Dr. Benjamin (Benjie) Blair, assistant professor of biology at JSU, and his colleagues designed the new biology labs in McGee Center to best fit the needs of each lab. They also had a special place designed for a scanning electron microscope. However, the university didn't have a way to buy one -- until now.
"We hoped to get the grant, and we prepared the lab as if we had already received it," comments Blair. "If we hadn't gotten the grant, we would have kept on trying."
Blair received a letter from the National Science Foundation on February 26. The amount of the grant, including matching funds, is $182, 299.00 And this is even sweeter for Blair, because the news came on the same day his first daughter was born.
The microscope will be custom-made when the order is placed, according to department chairman Dr.
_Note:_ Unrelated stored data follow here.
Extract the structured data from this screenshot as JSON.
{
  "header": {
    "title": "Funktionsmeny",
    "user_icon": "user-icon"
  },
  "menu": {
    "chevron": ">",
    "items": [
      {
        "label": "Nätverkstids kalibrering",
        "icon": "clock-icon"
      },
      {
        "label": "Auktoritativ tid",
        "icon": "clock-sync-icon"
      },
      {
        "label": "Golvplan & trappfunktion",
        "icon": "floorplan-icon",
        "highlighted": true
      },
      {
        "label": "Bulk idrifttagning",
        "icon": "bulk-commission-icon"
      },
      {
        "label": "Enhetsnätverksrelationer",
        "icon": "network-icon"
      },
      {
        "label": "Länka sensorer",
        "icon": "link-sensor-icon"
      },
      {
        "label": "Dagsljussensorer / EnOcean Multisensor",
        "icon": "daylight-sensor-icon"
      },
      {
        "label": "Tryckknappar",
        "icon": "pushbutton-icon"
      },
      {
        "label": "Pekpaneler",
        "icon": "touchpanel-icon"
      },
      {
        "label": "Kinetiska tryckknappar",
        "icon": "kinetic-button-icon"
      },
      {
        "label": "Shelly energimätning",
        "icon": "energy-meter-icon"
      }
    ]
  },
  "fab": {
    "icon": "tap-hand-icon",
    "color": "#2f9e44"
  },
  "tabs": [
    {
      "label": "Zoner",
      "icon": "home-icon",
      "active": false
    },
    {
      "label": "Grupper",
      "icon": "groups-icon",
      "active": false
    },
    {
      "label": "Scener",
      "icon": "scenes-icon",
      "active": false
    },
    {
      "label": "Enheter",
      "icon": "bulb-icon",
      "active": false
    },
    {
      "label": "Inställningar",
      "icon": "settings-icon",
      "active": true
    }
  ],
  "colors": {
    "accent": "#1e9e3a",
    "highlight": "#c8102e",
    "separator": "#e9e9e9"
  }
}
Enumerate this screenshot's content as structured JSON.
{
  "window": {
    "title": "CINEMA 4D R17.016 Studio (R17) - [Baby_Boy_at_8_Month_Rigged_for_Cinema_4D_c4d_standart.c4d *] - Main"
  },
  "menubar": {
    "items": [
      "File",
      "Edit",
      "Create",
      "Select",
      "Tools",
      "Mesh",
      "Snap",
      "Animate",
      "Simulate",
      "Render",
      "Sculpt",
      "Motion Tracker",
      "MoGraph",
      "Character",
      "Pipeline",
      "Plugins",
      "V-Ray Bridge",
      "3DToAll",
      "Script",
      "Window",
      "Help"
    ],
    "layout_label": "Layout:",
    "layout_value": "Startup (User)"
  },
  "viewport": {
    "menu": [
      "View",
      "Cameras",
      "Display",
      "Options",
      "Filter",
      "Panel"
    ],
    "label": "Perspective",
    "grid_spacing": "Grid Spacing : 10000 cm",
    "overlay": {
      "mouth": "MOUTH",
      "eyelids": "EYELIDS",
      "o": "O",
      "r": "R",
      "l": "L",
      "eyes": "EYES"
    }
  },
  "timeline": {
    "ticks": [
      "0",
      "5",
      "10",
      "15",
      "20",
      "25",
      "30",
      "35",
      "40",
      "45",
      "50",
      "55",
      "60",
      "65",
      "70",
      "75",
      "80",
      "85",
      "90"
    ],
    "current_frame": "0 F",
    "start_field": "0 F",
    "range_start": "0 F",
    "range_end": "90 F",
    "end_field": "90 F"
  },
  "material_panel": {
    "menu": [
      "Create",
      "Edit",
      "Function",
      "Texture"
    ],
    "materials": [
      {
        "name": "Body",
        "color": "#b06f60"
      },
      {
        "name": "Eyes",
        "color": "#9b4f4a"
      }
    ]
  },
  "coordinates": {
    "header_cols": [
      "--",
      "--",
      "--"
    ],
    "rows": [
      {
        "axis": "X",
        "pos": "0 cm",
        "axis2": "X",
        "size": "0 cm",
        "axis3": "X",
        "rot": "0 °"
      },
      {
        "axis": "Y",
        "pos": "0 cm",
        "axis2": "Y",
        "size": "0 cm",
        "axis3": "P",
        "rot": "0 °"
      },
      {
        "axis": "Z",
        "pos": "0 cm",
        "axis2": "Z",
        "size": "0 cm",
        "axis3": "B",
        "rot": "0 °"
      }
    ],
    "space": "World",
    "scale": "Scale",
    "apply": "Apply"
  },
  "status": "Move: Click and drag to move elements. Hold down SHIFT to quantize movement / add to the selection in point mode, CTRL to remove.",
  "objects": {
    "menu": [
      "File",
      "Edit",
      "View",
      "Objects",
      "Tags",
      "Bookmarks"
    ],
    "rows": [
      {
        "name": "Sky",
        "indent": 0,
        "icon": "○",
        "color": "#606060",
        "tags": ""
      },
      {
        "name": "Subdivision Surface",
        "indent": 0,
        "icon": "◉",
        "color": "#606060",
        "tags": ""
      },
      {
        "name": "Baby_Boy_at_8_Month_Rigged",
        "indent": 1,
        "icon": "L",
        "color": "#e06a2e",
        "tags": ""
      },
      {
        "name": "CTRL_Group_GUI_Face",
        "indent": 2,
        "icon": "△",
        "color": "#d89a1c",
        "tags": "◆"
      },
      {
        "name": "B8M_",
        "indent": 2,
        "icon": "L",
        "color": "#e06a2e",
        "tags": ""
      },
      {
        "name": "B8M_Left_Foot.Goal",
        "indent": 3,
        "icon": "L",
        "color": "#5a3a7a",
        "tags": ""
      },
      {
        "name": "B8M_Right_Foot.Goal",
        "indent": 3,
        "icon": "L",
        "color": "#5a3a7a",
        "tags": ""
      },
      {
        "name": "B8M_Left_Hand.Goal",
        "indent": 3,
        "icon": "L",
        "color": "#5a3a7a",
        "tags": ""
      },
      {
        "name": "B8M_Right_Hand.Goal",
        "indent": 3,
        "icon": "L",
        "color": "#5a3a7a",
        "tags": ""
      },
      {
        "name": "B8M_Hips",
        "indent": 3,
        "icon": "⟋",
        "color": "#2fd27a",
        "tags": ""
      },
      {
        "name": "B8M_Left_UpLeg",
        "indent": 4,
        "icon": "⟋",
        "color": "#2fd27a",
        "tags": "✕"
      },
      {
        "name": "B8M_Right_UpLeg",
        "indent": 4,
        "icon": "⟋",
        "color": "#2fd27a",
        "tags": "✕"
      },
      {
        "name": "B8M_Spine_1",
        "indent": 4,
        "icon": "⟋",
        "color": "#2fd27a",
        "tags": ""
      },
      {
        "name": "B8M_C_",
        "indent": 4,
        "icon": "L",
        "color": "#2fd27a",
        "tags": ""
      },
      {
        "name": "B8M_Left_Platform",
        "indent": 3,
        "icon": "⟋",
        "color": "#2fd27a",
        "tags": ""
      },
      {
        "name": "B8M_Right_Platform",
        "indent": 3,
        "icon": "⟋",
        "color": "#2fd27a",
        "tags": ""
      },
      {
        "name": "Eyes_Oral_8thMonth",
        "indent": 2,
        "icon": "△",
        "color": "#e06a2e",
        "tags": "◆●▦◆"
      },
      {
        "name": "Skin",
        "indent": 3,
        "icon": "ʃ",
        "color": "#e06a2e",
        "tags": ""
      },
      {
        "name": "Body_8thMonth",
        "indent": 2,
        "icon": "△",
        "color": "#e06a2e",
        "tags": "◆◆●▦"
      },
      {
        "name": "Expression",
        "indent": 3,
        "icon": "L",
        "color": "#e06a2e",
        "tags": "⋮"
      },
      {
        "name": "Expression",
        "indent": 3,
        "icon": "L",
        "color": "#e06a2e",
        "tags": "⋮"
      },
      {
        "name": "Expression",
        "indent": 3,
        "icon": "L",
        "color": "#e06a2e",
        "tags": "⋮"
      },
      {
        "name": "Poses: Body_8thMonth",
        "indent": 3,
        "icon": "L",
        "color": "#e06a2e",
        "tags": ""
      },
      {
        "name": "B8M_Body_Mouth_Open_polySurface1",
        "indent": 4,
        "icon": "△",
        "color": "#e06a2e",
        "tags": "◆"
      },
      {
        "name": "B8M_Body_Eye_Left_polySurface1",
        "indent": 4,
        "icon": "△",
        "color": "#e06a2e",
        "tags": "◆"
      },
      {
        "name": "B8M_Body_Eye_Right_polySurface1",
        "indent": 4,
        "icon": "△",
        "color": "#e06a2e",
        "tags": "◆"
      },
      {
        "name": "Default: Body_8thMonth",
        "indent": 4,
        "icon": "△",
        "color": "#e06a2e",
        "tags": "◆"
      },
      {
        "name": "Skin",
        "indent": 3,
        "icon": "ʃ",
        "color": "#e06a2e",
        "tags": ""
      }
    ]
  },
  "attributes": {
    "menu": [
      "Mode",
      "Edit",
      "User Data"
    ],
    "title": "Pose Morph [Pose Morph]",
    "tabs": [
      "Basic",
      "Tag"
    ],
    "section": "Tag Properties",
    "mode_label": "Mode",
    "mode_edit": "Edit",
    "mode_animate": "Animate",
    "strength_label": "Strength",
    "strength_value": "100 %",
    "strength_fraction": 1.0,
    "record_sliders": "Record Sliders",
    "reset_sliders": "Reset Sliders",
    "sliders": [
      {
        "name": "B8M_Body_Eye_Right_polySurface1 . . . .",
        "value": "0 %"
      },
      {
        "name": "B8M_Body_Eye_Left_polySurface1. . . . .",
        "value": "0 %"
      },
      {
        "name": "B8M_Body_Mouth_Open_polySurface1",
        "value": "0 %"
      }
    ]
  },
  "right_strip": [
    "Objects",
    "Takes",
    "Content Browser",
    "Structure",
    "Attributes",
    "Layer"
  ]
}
Bill Bowen. It should arrive sometime in early summer.
"We're excited about how the microscope will be used," says Blair. "It will cross departmental lines."
Not only biology students and faculty will use the microscope, but chemistry, computer science, geology and forensics will also have access. Professors in these areas also had a part in the grant writing process: Dr. Blair; Dr. Jan Gryko, assistant professor of chemistry; Dr. Kelly Gregg, associate professor of geography; Dr. Frank Romano, professor of biology; and Dr. William Bowen, professor of biology.
"The grant writing process is a very long, drawn out process," says Blair. "The idea for this electron microscope has existed for over three years."
And it couldn't have come at a worst time. Most grants require matching funds from the university that receives them. With the onslaught of proration, Blair was worried that the university wouldn't be able to match the grant.
Bowen said matching funds are available.
"The administration has been very supportive," comments Blair. "Our President, Dr. Bill Meehan, wrote a tremendous letter of support to the Science Foundation for our grant."
In the world of grants, administrative support is a key factor. It was actually one of the main aspects the Science Foundation was looking for in JSU.
The total cost of the microscope is less than $182,299.00, but what is not used for the purchase will be used for maintenance and upkeep of the machine.
Most universities JSU's size wouldn't dream of buying such a piece of equipment. But JSU is going an extra mile. Instead of just allowing graduate students access to the microscope, it will be used extensively by undergraduate students.
"Now JSU's students will have a leg-up with hands-on training provided by our electron microscope," says Blair. "This is a tremendous milestone for Jacksonville State University."